Alysa Pires Dance Project performs Sunday January 27th at 1:30pm.

INSTAGRAM – @alysapiresdanceprojects or @alysapires

TWITTER – @alysapiresdance or @alysapires

FACEBOOK – www.facebook.com/alysapiresdance 

WEBSITE: www.alysapires.com

 

  1. Can you tell us little bit about your company/collective/school?

Alysa Pires Dance Projects is a Toronto based contemporary dance company. Founded in 2015 as a home for choreographer Alysa Pires, APDP creates contemporary dance works that aim to transcend their abstraction and connect to all audiences, regardless of their prior experience with dance. Through highly dynamic physicality and quiet tenderness, APDP explores humanity at its most intimate and its most extreme. APDP made its critically acclaimed full-length debut at Toronto Fringe 2016 with Exterminating Angel. For more information, visit www.alysapires.com or follow us on Instagram @alysapiresdanceprojects. 

  1. What are showing at DanceWeekend’19?

both/and explores the duality of public and private life. In the wake of our current mental health epidemic, this work investigates the difference between the face we show the world and what is happening behind that mask.

  1. Who are the performers/collaborators in this piece(s)? 

both/and was created by choreographer Alysa Pires in collaboration with performers Sydney McManus and Tori Mehaffey. 

  1. Can you talk about your creative process? What inspires you?

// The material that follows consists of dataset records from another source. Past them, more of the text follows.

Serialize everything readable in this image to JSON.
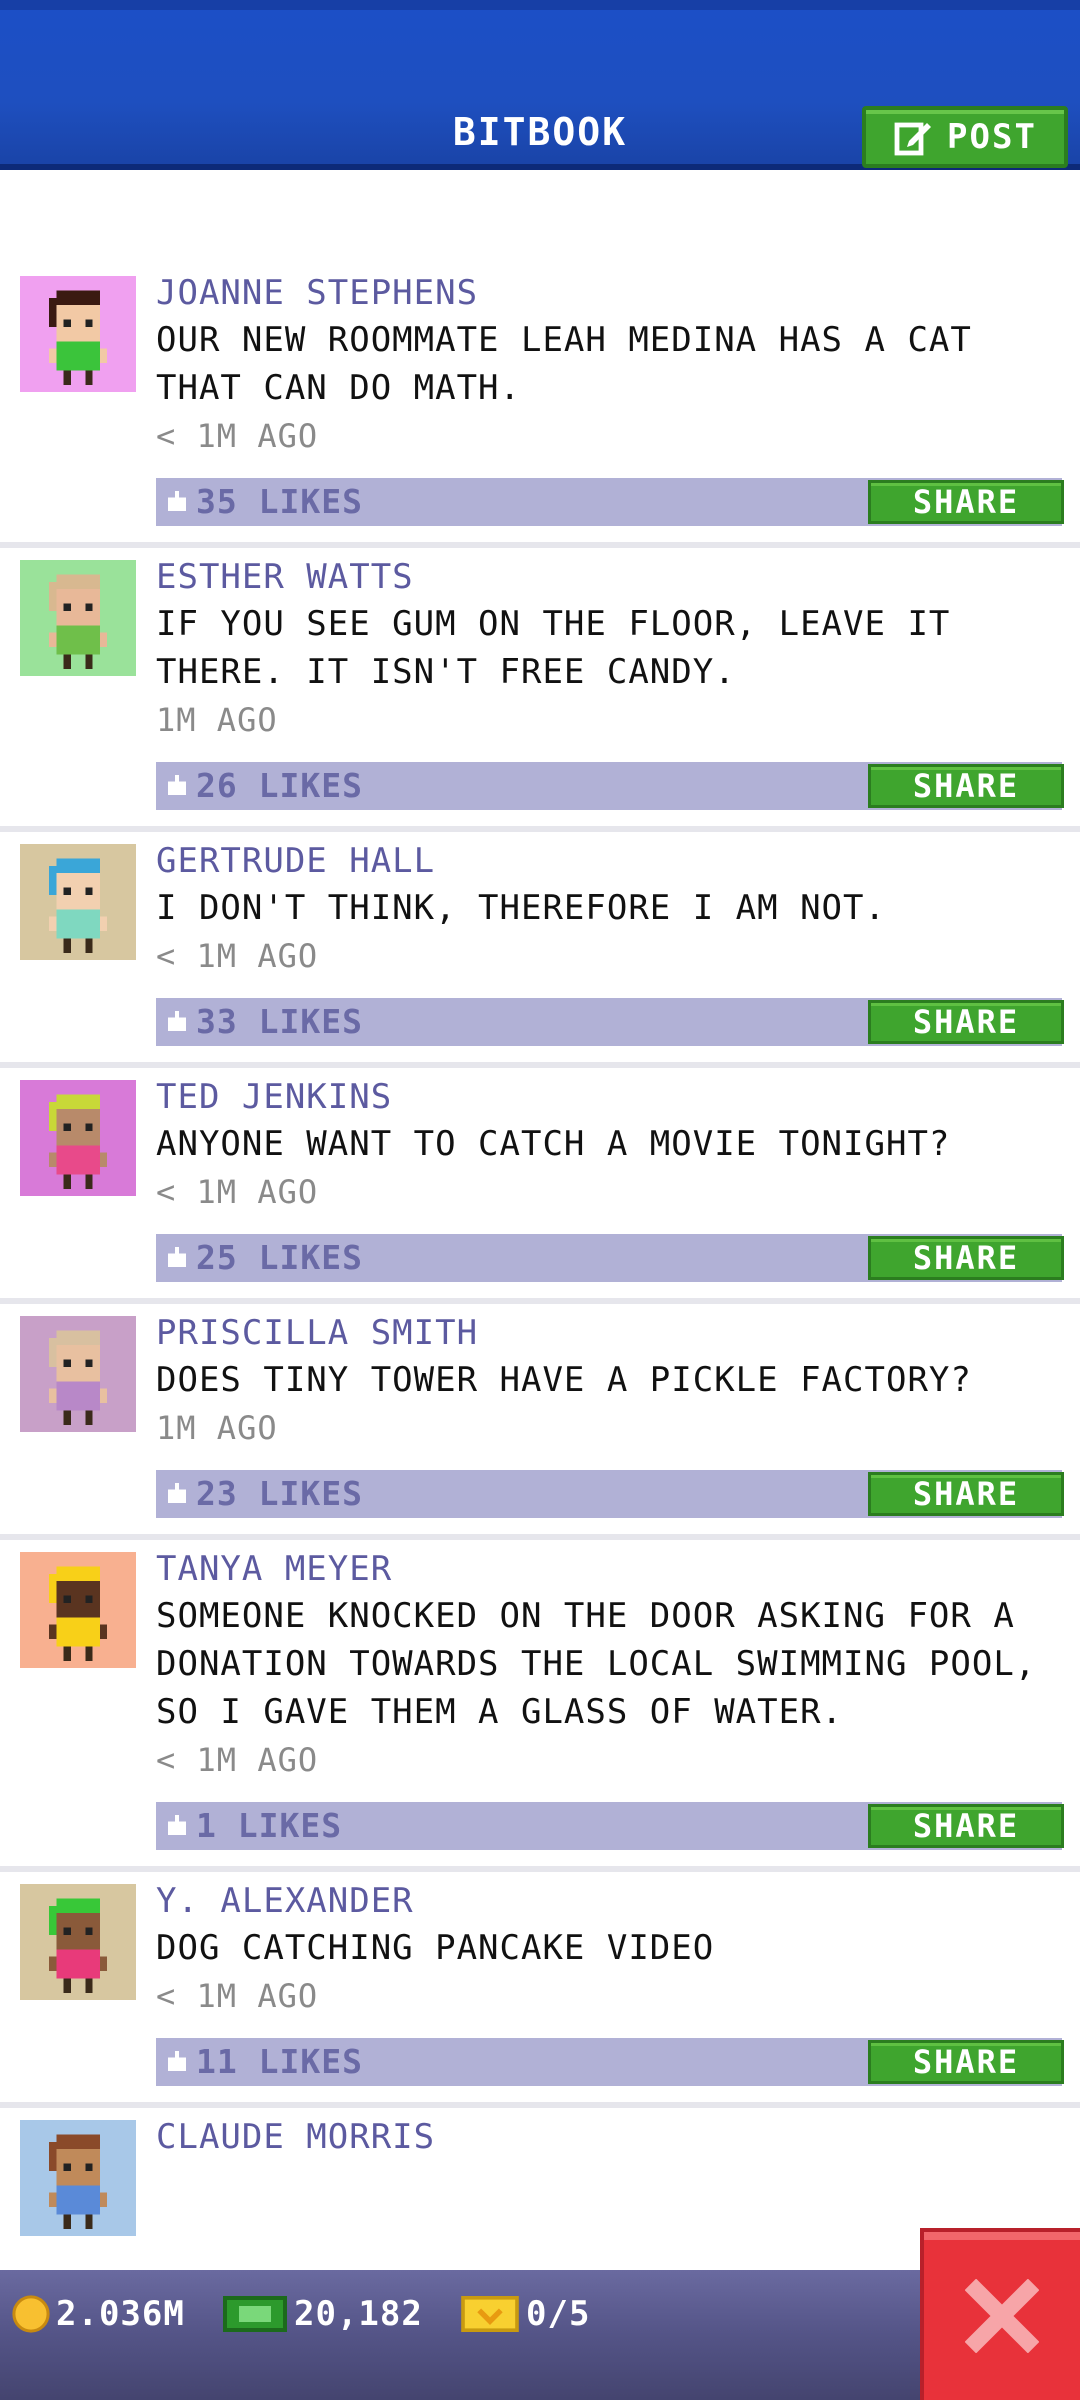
{
  "header": {
    "title": "BITBOOK",
    "post_label": "POST"
  },
  "posts": [
    {
      "author": "JOANNE STEPHENS",
      "message": "OUR NEW ROOMMATE LEAH MEDINA HAS A CAT THAT CAN DO MATH.",
      "time": "< 1M AGO",
      "likes": "35 LIKES",
      "share": "SHARE",
      "avatar_bg": "#f0a0f0",
      "skin": "#f2c9a5",
      "hair": "#3a1a12",
      "shirt": "#3bc43b"
    },
    {
      "author": "ESTHER WATTS",
      "message": "IF YOU SEE GUM ON THE FLOOR, LEAVE IT THERE. IT ISN'T FREE CANDY.",
      "time": "1M AGO",
      "likes": "26 LIKES",
      "share": "SHARE",
      "avatar_bg": "#9ae29a",
      "skin": "#e8b898",
      "hair": "#d8b890",
      "shirt": "#6fbf4a"
    },
    {
      "author": "GERTRUDE HALL",
      "message": "I DON'T THINK, THEREFORE I AM NOT.",
      "time": "< 1M AGO",
      "likes": "33 LIKES",
      "share": "SHARE",
      "avatar_bg": "#d7c7a0",
      "skin": "#f2d0b0",
      "hair": "#3aa6d8",
      "shirt": "#7fd8c0"
    },
    {
      "author": "TED JENKINS",
      "message": "ANYONE WANT TO CATCH A MOVIE TONIGHT?",
      "time": "< 1M AGO",
      "likes": "25 LIKES",
      "share": "SHARE",
      "avatar_bg": "#d87ad8",
      "skin": "#b88a6a",
      "hair": "#c8d838",
      "shirt": "#e84a8a"
    },
    {
      "author": "PRISCILLA SMITH",
      "message": "DOES TINY TOWER HAVE A PICKLE FACTORY?",
      "time": "1M AGO",
      "likes": "23 LIKES",
      "share": "SHARE",
      "avatar_bg": "#c8a0c8",
      "skin": "#e8c0a0",
      "hair": "#d8c0a0",
      "shirt": "#b888c8"
    },
    {
      "author": "TANYA MEYER",
      "message": "SOMEONE KNOCKED ON THE DOOR ASKING FOR A DONATION TOWARDS THE LOCAL SWIMMING POOL, SO I GAVE THEM A GLASS OF WATER.",
      "time": "< 1M AGO",
      "likes": "1 LIKES",
      "share": "SHARE",
      "avatar_bg": "#f8b090",
      "skin": "#5a3420",
      "hair": "#f8d018",
      "shirt": "#f8d018"
    },
    {
      "author": "Y. ALEXANDER",
      "message": "DOG CATCHING PANCAKE VIDEO",
      "time": "< 1M AGO",
      "likes": "11 LIKES",
      "share": "SHARE",
      "avatar_bg": "#d7c7a0",
      "skin": "#8a5a3a",
      "hair": "#38c838",
      "shirt": "#e83a7a"
    },
    {
      "author": "CLAUDE MORRIS",
      "message": "",
      "time": "",
      "likes": "",
      "share": "",
      "avatar_bg": "#a8c8e8",
      "skin": "#c08a5a",
      "hair": "#8a4a2a",
      "shirt": "#5a8ad8"
    }
  ],
  "status": {
    "coins": "2.036M",
    "bux": "20,182",
    "tickets": "0/5"
  },
  "colors": {
    "accent": "#1e4fbf",
    "share_green": "#3fa52e",
    "likes_bar": "#b1b1d6",
    "close_red": "#e8323a"
  }
}
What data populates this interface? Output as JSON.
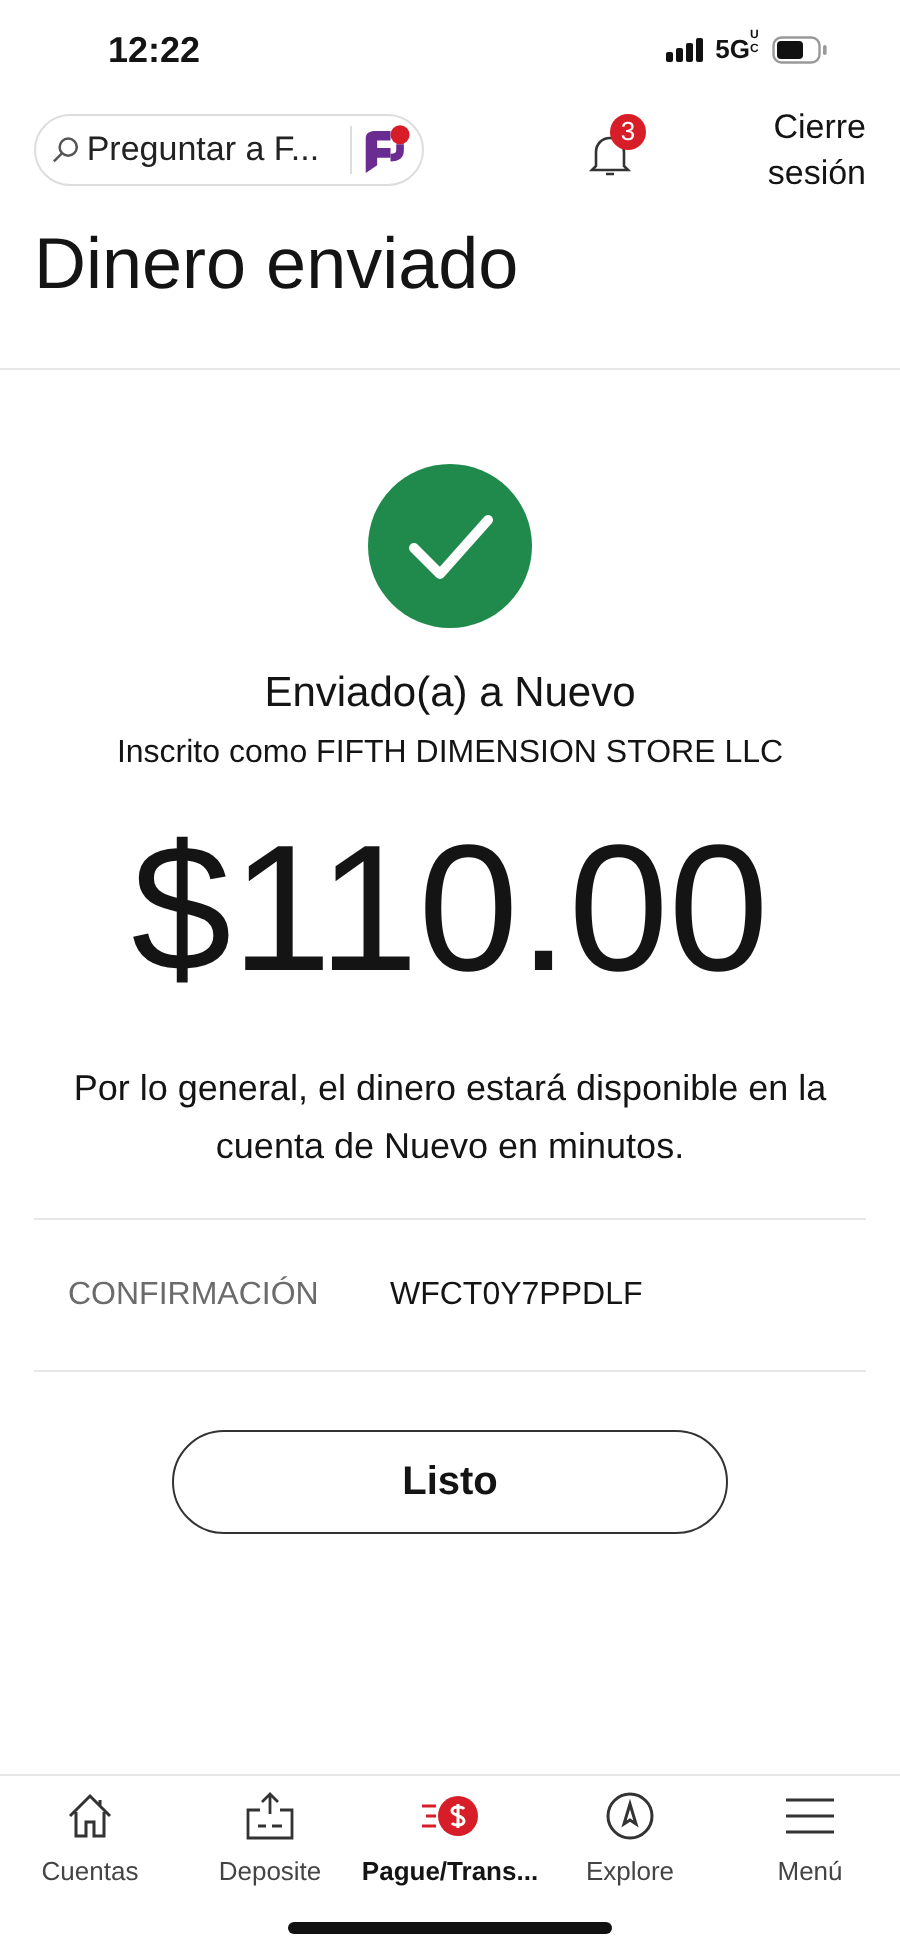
{
  "status_bar": {
    "time": "12:22",
    "network": "5G",
    "network_sub": "UC"
  },
  "header": {
    "search": {
      "placeholder": "Preguntar a F..."
    },
    "notifications": {
      "count": "3"
    },
    "logout": "Cierre sesión"
  },
  "title": "Dinero enviado",
  "result": {
    "heading": "Enviado(a) a Nuevo",
    "subheading": "Inscrito como FIFTH DIMENSION STORE LLC",
    "amount": "$110.00",
    "message": "Por lo general, el dinero estará disponible en la cuenta de Nuevo en minutos."
  },
  "confirmation": {
    "label": "CONFIRMACIÓN",
    "value": "WFCT0Y7PPDLF"
  },
  "done_button": "Listo",
  "tabs": [
    {
      "kind": "home",
      "label": "Cuentas",
      "selected": false
    },
    {
      "kind": "deposit",
      "label": "Deposite",
      "selected": false
    },
    {
      "kind": "pay",
      "label": "Pague/Trans...",
      "selected": true
    },
    {
      "kind": "explore",
      "label": "Explore",
      "selected": false
    },
    {
      "kind": "menu",
      "label": "Menú",
      "selected": false
    }
  ]
}
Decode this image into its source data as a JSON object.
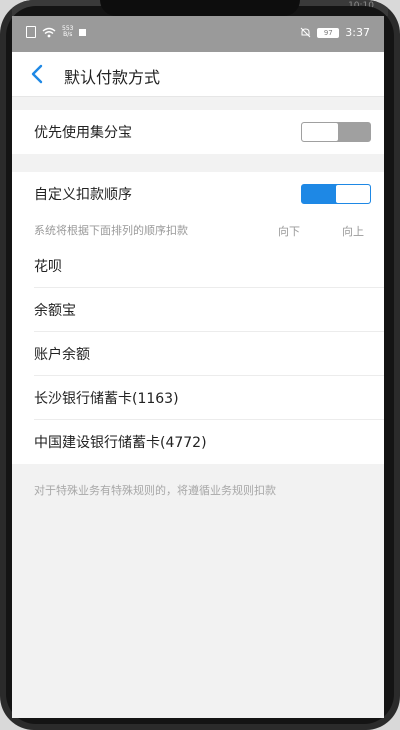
{
  "device": {
    "top_time": "10:10"
  },
  "status_bar": {
    "sim_label": "4G",
    "speed_top": "553",
    "speed_bottom": "B/s",
    "battery": "97",
    "time": "3:37"
  },
  "header": {
    "title": "默认付款方式"
  },
  "settings": {
    "jifenbao_label": "优先使用集分宝",
    "jifenbao_enabled": false,
    "custom_order_label": "自定义扣款顺序",
    "custom_order_enabled": true,
    "order_hint": "系统将根据下面排列的顺序扣款",
    "col_down": "向下",
    "col_up": "向上"
  },
  "payment_methods": [
    {
      "label": "花呗"
    },
    {
      "label": "余额宝"
    },
    {
      "label": "账户余额"
    },
    {
      "label": "长沙银行储蓄卡(1163)"
    },
    {
      "label": "中国建设银行储蓄卡(4772)"
    }
  ],
  "footer_note": "对于特殊业务有特殊规则的，将遵循业务规则扣款",
  "colors": {
    "accent": "#1e88e5",
    "toggle_off": "#a0a0a0",
    "background": "#f2f2f2"
  }
}
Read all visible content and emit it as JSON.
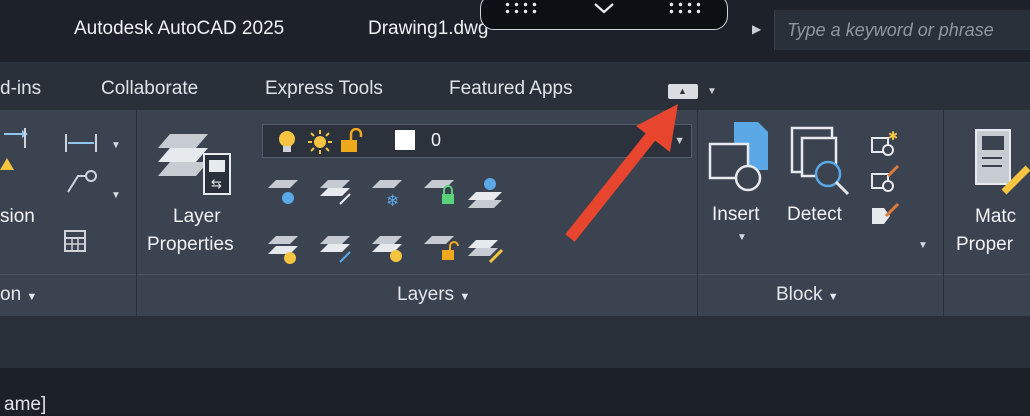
{
  "titlebar": {
    "app_name": "Autodesk AutoCAD 2025",
    "document": "Drawing1.dwg",
    "search_placeholder": "Type a keyword or phrase"
  },
  "tabs": [
    "d-ins",
    "Collaborate",
    "Express Tools",
    "Featured Apps"
  ],
  "ribbon": {
    "dimension_label": "sion",
    "annotation_footer": "on",
    "layer_properties_line1": "Layer",
    "layer_properties_line2": "Properties",
    "layer_current": "0",
    "layers_footer": "Layers",
    "insert_label": "Insert",
    "detect_label": "Detect",
    "block_footer": "Block",
    "match_line1": "Matc",
    "match_line2": "Proper"
  },
  "bottom": {
    "text": "ame]"
  },
  "colors": {
    "arrow": "#e8452f",
    "accent_blue": "#5aa9e6",
    "bulb": "#f5c542"
  }
}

With each piece, my goal is to create a heightened but relatable movement language. I want the audience to be able to reference their own experiences with their bodies and their understanding of physical communication to connect to the abstract movement in a visceral way. Through a combination of athletic physicality and tender intimacy, I aim to make work that speaks to the human experience in a way that is accessible to all audiences. 

I often start by creating the gestural motif for the work. These gestures become the compositional foundation, often appearing both in a manipulated or abstracted way as well as in their most basic form. 

Much of my work deals with high stakes situations where human beings are pushed to their limits. Dance is the perfect medium to tell stories on this scale; these matters of life or death allow for the extreme physicality and heightened theatricality to feel warranted.

  1. Please share your experience performing in a previous DanceWeekend and/or tell us what you are looking forward to at DanceWeekend’19?

I always look forward to attending DanceWeekend and seeing so many Toronto artists come together under one roof. Toronto has such a rich and diverse dance community and DanceWeekend is a rare opportunity for us all to share the same space. This will be the first time my work is performed as part of DanceWeekend and I could not be more thrilled to be included on such a fantastic list of artists!